Displays the following event message when an item in the warning policy exceeds the WARN setting. "The current average value XX has crossed the warning threshold 'XX'" and displays the location of the agent where the event occurred.

Clicking on the link will take you to the graph where the event occurred to understand the current state.

image

WARN - Extremes

If a value is collected that is an extreme value based on the standard deviation, the following event message will be displayed.

image

Severe - CRITICAL

Displays the following event message when an item in the alert policy exceeds the CRITICAL setting. "The current average value XX has crossed the warning threshold 'XX'" and displays the location of the agent where the event occurred.
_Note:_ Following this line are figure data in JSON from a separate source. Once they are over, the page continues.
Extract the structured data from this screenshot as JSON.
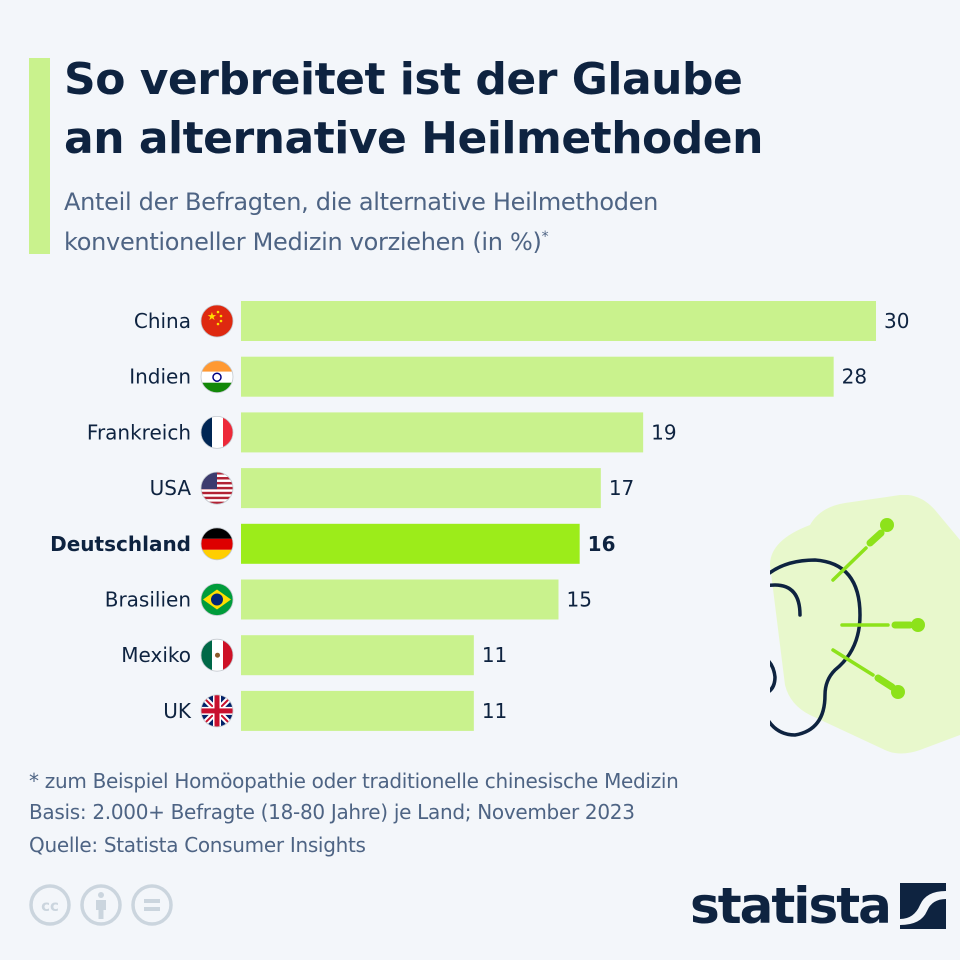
{
  "header": {
    "title_line1": "So verbreitet ist der Glaube",
    "title_line2": "an alternative Heilmethoden",
    "subtitle_line1": "Anteil der Befragten, die alternative Heilmethoden",
    "subtitle_line2": "konventioneller Medizin vorziehen (in %)",
    "subtitle_marker": "*"
  },
  "colors": {
    "bar": "#c9f28d",
    "highlight_bar": "#9cec1a",
    "text_dark": "#0e2340",
    "text_muted": "#4e6484",
    "background": "#f3f6fa",
    "accent": "#c9f28d"
  },
  "chart_data": {
    "type": "bar",
    "orientation": "horizontal",
    "title": "So verbreitet ist der Glaube an alternative Heilmethoden",
    "subtitle": "Anteil der Befragten, die alternative Heilmethoden konventioneller Medizin vorziehen (in %)*",
    "xlabel": "",
    "ylabel": "",
    "unit": "%",
    "xlim": [
      0,
      30
    ],
    "grid": false,
    "legend": "none",
    "categories": [
      "China",
      "Indien",
      "Frankreich",
      "USA",
      "Deutschland",
      "Brasilien",
      "Mexiko",
      "UK"
    ],
    "values": [
      30,
      28,
      19,
      17,
      16,
      15,
      11,
      11
    ],
    "highlighted": [
      "Deutschland"
    ],
    "flags": [
      "china-flag-icon",
      "india-flag-icon",
      "france-flag-icon",
      "usa-flag-icon",
      "germany-flag-icon",
      "brazil-flag-icon",
      "mexico-flag-icon",
      "uk-flag-icon"
    ]
  },
  "footer": {
    "note": "* zum Beispiel Homöopathie oder traditionelle chinesische Medizin",
    "basis": "Basis: 2.000+ Befragte (18-80 Jahre) je Land; November 2023",
    "source": "Quelle: Statista Consumer Insights",
    "license_icons": [
      "cc-icon",
      "attribution-icon",
      "no-derivatives-icon"
    ],
    "logo_text": "statista"
  }
}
Clicking on the link will take you to the graph where the event occurred to understand the current state.

image

Forecast - FORECAST

When a threshold is expected to be crossed after a specified amount of time based on statistics, an event message like this will be displayed.

image

Event list

Provides the ability to search for events that have occurred on a daily basis.

It displays a graph of the number of events over time at the top and a list of events at the bottom.

You can change the date to search for events that occurred on that date, or you can search for events. You can click on a column name in the table to sort by that column to analyze the event data.

image

How to integrate events

Refer to Event Setup Guide to set up event notifications.